Socrate : L'homme qui posait trop de questions
Bonjour, je m'appelle Socrate. Mon histoire commence dans la magnifique ville d'Athènes, vers 470 avant notre ère. Imaginez une cité bouillonnante d'activité, où les idées circulaient aussi librement que les marchands dans les rues. Au-dessus de nous, sur la colline de l'Acropole, le Parthénon se dressait, un chef-d'œuvre de marbre qui semblait toucher le ciel. Je suis né dans ce monde vibrant. Mon père, Sophronisque, était tailleur de pierre. Je le regardais transformer des blocs de pierre bruts en statues pleines de vie et de beauté. Ma mère, Phénarète, était sage-femme ; elle aidait les femmes à mettre au monde de nouvelles vies. Le travail de mes parents m'a profondément inspiré. Tout comme mon père sculptait la pierre pour révéler une forme cachée, je voulais aider les gens à sculpter leurs pensées pour révéler la vérité. Et comme ma mère aidait à faire naître des bébés, je voulais aider les gens à faire naître leurs propres idées et leur propre compréhension du monde. J'ai appris le métier de mon père, mais ma véritable passion se trouvait ailleurs. Je la trouvais sur l'agora, la grande place du marché. Là, au milieu du bruit et de l'agitation, je passais mes journées non pas à vendre des marchandises, mais à échanger des idées. Je parlais avec tout le monde, des politiciens aux poètes, et je leur posais des questions. Des questions simples en apparence, mais qui se révélaient souvent très difficiles : « Qu'est-ce que la justice ? », « Qu'est-ce que le courage ? », « Comment devrions-nous vivre ? ».

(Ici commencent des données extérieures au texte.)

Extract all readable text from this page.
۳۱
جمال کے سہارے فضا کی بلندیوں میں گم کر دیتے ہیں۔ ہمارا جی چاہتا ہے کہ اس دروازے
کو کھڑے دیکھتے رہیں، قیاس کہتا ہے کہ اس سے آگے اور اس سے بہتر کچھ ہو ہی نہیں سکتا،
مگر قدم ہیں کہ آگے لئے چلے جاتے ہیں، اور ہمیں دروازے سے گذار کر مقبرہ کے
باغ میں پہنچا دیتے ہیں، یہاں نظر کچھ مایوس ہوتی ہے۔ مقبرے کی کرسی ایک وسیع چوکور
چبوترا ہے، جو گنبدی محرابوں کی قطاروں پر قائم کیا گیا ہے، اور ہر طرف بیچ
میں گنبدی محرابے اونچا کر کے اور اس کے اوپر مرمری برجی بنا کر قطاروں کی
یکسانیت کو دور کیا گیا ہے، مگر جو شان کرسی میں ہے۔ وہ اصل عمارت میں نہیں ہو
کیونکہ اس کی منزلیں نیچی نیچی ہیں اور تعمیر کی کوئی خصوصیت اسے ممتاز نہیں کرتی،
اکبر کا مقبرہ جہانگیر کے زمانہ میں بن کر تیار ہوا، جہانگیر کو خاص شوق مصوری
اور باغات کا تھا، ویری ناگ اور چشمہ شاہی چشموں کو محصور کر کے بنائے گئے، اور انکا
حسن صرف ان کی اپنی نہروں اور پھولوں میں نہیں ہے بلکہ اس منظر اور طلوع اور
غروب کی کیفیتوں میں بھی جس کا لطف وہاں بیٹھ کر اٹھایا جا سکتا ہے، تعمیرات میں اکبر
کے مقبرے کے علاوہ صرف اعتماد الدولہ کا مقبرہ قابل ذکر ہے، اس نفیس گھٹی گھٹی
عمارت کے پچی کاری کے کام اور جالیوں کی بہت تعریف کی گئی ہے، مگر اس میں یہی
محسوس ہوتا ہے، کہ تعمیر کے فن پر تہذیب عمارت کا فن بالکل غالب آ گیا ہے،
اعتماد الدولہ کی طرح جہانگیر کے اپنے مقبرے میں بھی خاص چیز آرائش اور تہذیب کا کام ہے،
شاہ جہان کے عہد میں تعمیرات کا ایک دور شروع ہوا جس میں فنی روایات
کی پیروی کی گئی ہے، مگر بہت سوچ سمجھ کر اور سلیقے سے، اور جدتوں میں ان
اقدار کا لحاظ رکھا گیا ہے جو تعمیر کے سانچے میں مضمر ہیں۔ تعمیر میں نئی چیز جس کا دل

Ma véritable mission dans la vie a commencé par une histoire étrange. Un jour, mon ami Chéréphon s'est rendu au lieu le plus sacré de la Grèce, l'Oracle de Delphes, pour poser une question à la prêtresse du dieu Apollon. Il a demandé : « Y a-t-il un homme plus sage que Socrate ? ». La réponse de l'Oracle fut claire : « Personne n'est plus sage ». Quand Chéréphon m'a rapporté ces paroles, je n'y ai pas cru. Comment pouvais-je être le plus sage, alors que la seule chose que je savais, c'était que je ne savais rien ? J'ai donc décidé de mener une enquête. Je me suis mis en quête de trouver quelqu'un de plus sage que moi pour prouver que l'Oracle avait tort. Je suis allé voir les politiciens, les poètes et les artisans, tous ceux qui étaient considérés comme les plus grands esprits d'Athènes. Je leur posais des questions sur leur domaine, et au début, ils répondaient avec une grande confiance. Mais plus je posais de questions, plus il devenait évident qu'ils ne comprenaient pas vraiment les choses qu'ils prétendaient savoir. C'est ainsi qu'est née ma méthode, que l'on appelle aujourd'hui la « méthode socratique ». Je n'enseignais pas de réponses ; j'aidais les gens à examiner leurs propres croyances en posant une série de questions. C'est un peu comme un dialogue où, ensemble, nous essayons de nous rapprocher de la vérité. Je me suis décrit comme un « taon », cet insecte agaçant qui pique les chevaux pour les faire avancer. Je voyais Athènes comme un grand cheval noble mais endormi, trop confortable dans ses vieilles habitudes. Mon rôle, tel que je le voyais, était de piquer la conscience de mes concitoyens pour les réveiller et les pousser à penser. Je n'ai jamais rien écrit moi-même, car je croyais que la philosophie était une conversation vivante. Heureusement, mon brillant élève, Platon, a tout consigné dans ses dialogues, ce qui a permis à mes idées de voyager à travers les siècles.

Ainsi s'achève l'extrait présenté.